Claire venait régulièrement les voir. Elle était ravie de la tournure des événements. L'été suivant l'arrivée de Betty à Londres en Avril, sa famille vint la voir accompagné d'Austin comme ils avaient promis lors de son départ. Ils leur donnèrent des nouvelles de tous leurs amis. Mark s'épanouissait dans son nouveau travail de directeur créatif de Mode et sa relation avec Spencer. Amanda avait une relation très sérieuse avec Tyler et son père qu'elle avait enfin retrouvé le jour de la fête d'adieux de Betty. Son affaire de styliste marchait très bien.

Ils passèrent voir Alexis et Daniel Junior à Paris pendant 15 jours.


	10. Chapter 10

**Chapitre 10: Fiançailles.**

Huit mois après le début de leur relation au mois de novembre, Daniel avait pris sa décision. Il allait demander Betty en mariage. En l'absence de Betty, il apella Ignacio pour lui demander sa bénédiction. Il le lui accorda sans hésiter lui disant qu'il savait qu'il rendait Betty heureuse.

Daniel ne savait comment procéder pour demander Betty en mariage. Il voulait que tout soit parfait et basé sur les goûts personnels de celle qu'il aimait.

Un soir, Betty rentra pour trouver le chemin menant au salon parsemé de pétales de roses. Elle déboucha dans le salon qui n'était éclairé que par la lueur des bougies. Daniel se tenait là l'air extrêmement nerveux. Il avala plusieurs fois.

«Daniel.»

«Betty, tu sais que je t'aime, hein?»

«Bien sûr et je t'aime aussi.»

«J'ai toujours su qu'il y avait quelque chose chez toi auquel je ne pouvais pas résister. Tu es belle à l'intérieur comme à l'extérieur. Tu es intelligente et drôle. Tu sais toujours quoi dire pour me réconforter, m'encourager. Je ne peux pas vivre sans toi car quand je le suis, j'ai l'impression d'être chez moi. Quand tu n'es pas là, je me sens vide. Tu me rends la vie si belle, passionnante et intéressante. Tu m'as appris à être un home meilleur, l'homme que je veux être. Je cherchais sans cesse la femme qui me conviendrait sans réaliser qu'elle était devant moi depuis toujours. Je suis amoureux de toi Betty et…» Daniel s'agenouilla et Betty posa sa main sur son cœur. Elle était bouche bée. «Veux-tu être ma femme?»
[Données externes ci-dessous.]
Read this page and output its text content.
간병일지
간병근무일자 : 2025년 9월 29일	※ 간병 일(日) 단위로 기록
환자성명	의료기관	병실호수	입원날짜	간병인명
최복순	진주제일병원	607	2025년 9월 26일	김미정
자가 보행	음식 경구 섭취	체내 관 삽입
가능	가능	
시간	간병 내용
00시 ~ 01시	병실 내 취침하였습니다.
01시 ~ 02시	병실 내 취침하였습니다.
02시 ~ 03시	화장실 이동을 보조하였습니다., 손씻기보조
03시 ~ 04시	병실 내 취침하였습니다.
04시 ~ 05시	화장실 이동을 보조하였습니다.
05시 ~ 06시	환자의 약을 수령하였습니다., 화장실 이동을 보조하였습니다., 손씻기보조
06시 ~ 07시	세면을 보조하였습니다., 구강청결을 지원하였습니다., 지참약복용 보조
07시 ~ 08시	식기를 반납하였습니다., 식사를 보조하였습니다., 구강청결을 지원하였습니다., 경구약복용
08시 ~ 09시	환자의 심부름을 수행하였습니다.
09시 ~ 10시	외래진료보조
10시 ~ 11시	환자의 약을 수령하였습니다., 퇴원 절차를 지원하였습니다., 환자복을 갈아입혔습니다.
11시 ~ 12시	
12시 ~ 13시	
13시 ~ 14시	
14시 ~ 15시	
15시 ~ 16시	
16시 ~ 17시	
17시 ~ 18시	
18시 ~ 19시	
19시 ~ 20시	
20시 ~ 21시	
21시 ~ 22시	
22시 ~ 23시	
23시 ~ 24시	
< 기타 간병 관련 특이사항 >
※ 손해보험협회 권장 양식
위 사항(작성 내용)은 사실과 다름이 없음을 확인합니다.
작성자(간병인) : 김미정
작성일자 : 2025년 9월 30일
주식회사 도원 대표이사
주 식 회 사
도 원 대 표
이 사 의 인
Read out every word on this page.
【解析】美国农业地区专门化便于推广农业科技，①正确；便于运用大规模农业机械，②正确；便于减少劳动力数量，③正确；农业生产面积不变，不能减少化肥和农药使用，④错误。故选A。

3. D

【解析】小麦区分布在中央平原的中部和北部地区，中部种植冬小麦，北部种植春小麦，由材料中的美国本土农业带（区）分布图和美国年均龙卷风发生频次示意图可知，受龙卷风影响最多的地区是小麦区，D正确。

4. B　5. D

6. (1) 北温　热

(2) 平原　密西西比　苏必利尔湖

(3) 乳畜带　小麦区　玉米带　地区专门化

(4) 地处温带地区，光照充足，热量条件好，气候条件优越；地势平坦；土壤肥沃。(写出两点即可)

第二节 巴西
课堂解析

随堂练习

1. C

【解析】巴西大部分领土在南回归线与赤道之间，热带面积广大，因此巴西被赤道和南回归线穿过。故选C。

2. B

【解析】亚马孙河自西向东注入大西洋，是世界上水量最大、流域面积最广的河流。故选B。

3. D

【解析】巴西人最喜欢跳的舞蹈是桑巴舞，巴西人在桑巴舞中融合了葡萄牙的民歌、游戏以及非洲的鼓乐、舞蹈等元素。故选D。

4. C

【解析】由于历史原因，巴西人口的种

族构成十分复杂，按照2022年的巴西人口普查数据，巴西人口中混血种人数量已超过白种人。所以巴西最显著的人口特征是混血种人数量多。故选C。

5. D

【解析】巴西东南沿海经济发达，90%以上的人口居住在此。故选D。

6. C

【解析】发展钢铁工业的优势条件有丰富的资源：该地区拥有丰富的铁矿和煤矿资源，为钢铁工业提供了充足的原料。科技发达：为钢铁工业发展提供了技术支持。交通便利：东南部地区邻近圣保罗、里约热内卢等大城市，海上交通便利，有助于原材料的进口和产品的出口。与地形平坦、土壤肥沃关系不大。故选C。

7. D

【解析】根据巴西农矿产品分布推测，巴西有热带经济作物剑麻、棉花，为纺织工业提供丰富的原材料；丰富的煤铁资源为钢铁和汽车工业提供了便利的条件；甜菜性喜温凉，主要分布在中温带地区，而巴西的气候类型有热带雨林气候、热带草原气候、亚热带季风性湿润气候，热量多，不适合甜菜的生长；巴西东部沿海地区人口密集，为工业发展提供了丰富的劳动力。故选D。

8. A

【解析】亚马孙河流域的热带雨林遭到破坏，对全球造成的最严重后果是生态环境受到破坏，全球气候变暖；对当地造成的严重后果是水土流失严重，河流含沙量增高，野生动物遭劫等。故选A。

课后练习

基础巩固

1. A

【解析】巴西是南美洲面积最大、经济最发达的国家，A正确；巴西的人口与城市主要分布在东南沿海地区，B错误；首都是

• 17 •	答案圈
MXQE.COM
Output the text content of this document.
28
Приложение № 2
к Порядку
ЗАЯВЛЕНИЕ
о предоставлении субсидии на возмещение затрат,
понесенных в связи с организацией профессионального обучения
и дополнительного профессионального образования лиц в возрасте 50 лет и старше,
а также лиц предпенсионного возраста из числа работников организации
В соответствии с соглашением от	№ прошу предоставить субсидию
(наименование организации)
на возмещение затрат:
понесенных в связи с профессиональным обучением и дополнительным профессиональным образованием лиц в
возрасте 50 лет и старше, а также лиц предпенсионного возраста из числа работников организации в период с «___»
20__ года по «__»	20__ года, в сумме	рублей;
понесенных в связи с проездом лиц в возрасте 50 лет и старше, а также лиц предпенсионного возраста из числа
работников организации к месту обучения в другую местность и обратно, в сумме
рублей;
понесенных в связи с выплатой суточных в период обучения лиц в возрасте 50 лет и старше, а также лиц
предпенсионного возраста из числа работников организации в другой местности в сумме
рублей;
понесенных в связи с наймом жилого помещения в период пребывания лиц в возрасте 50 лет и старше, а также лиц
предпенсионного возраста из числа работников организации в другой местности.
Betty pleurait et se jeta sur Daniel en répétant oui à plusieurs reprises tandis qu'il la couvrait de baisers enthousiastes et heureux.

Il lui passa la bague de fiançailles au doigt. Puis les deux fiancés s'embrassèrent et célébrèrent à leur manière leurs fiançailles.

Le lendemain, Daniel se réveilla avec sa fiancée endormie blottie dans ses bras. Il regardait sa main ornée de la bague, un large sourire aux lèvres. Jamais il ne s'était senti aussi sûr de lui. Betty était celle qu'il avait toujours voulu sans pouvoir l'exprimer. _Mme Betty Meade, ça sonne tellement bien!_ Il réfléchissait au futur. Il aimerait avoir des enfants. Il était sûr que Betty serait une mère excellente à la fois aimante et juste. Et lui ferait de son mieux pour aimer ses futurs enfants et de ne jamais les laisser douter de son amour, comme son père l'avait fait pour lui.

Betty se réveilla peu de temps après et lui sourit : «À quoi penses-tu, mon fiancé adoré?»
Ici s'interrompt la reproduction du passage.